To construct data on the multiple factors that influence the behavior of ocean currents, the scientists have to collect data at one time. “We combine a lot of different instruments at once to capture the complete picture of all the drivers of surface currents,” explained SCOPE team member Guillaume Novelli, a UM-RSMAS postdoctoral fellow. “It took a village to pull off SCOPE successfully,” said Özgökmen referring to the many dedicated staff who coordinated logistics, people, equipment, and, of course, the science.

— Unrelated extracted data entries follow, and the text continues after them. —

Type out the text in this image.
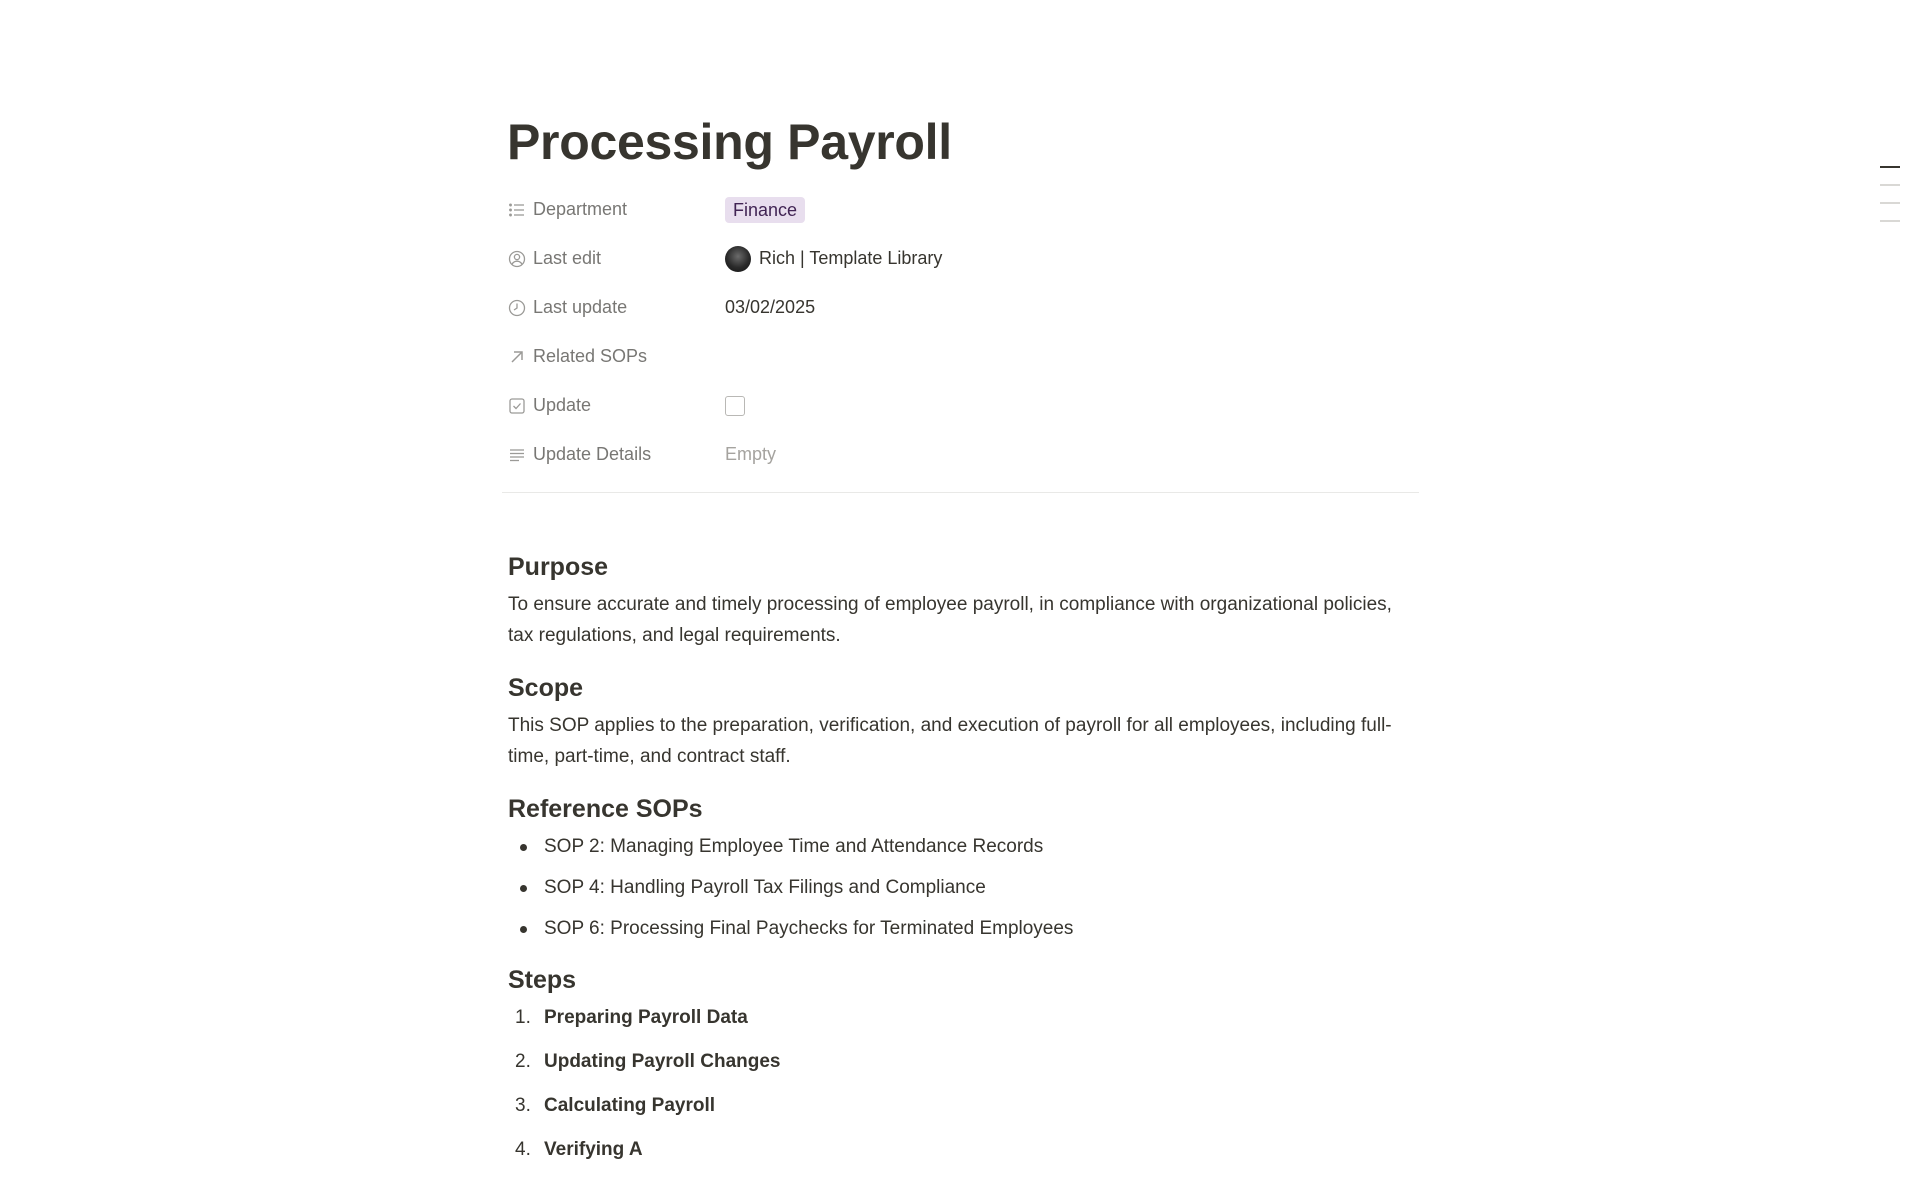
Processing Payroll
Department	Finance
Last edit	Rich | Template Library
Last update	03/02/2025
Related SOPs
Update
Update Details	Empty
Purpose

To ensure accurate and timely processing of employee payroll, in compliance with organizational policies, tax regulations, and legal requirements.

Scope

This SOP applies to the preparation, verification, and execution of payroll for all employees, including full-time, part-time, and contract staff.

Reference SOPs
SOP 2: Managing Employee Time and Attendance Records
SOP 4: Handling Payroll Tax Filings and Compliance
SOP 6: Processing Final Paychecks for Terminated Employees
Steps
1. Preparing Payroll Data
2. Updating Payroll Changes
3. Calculating Payroll
4. Verifying A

Prior to the SCOPE execution in Ft. Walton Beach, about 15 modelers from three distinct groups – University of Miami Coupled Model (UMCM), Naval Research Laboratory (NRL), and ADvanced CIRCulation model (ADCIRC) – began running real-time, predictive simulations. Together these models provided SCOPE scientists with important, high-resolution transport information.

The first week of SCOPE was a flurry of preparations: teams finalized local permits, assembled drifters and identified specific locations for launching (freshwater inlets, surf zones, and along the inner shelf and fronts) and then staged them for deployment; others prepared dye injection equipment and assembled camera-equipped drones and kites; and divers positioned observing instruments in the water at various distances from the beach and depths in the water column.  The Florida International University team erected a meteorological data-gather tower on site.

The next week, the team ran test trials of the experiments to make final adjustments for local conditions, aerial observations and imagery, and to inform their remote modeling teams. Scientists also hosted on-site interactive demonstrations with local middle and high school students.

In the final week, everyone, in a synchronized manner, executed their tasks of well-informed, targeted releases of dye and deployment of drifters with the coordinated use of Synthetic-aperture radar (SAR) images, microstructure and air-sea interaction measurements, observations of frontal features, and detailed modeling adjusted to observations.

Once models are supplemented by real-time data from experiments, climate scientists can combine these data with wind and tides and use them to predict oil transport in scenarios under a variety of conditions. In the long-term, improved transport predictions can inform environmental policy and support the development of crisis response plans.  The U.S. Coast Guard can use improved transport predictions to pinpoint vessels in distress and with search and rescue operations, and fisheries can better understand larval movement of important commercial species. 

SCOPE is the second large CARTHE experiment that brings together a wide range of scientific experts to experiment with measurement methods and study oil transport. CARTHE conducted their first experiment, GLAD (Grand LAgrangian Deployment), near the Deepwater Horizon site in the summer of 2012. Scientists will use data from both experiments to more accurately model the transport and fate of oil in the Gulf.

Novelli eloquently explained the importance of understanding ocean processes in both deep and near-shore waters: “What happens in the last 100 meters of coastal transport is determined by what happened in the first 100 meters of the spill.”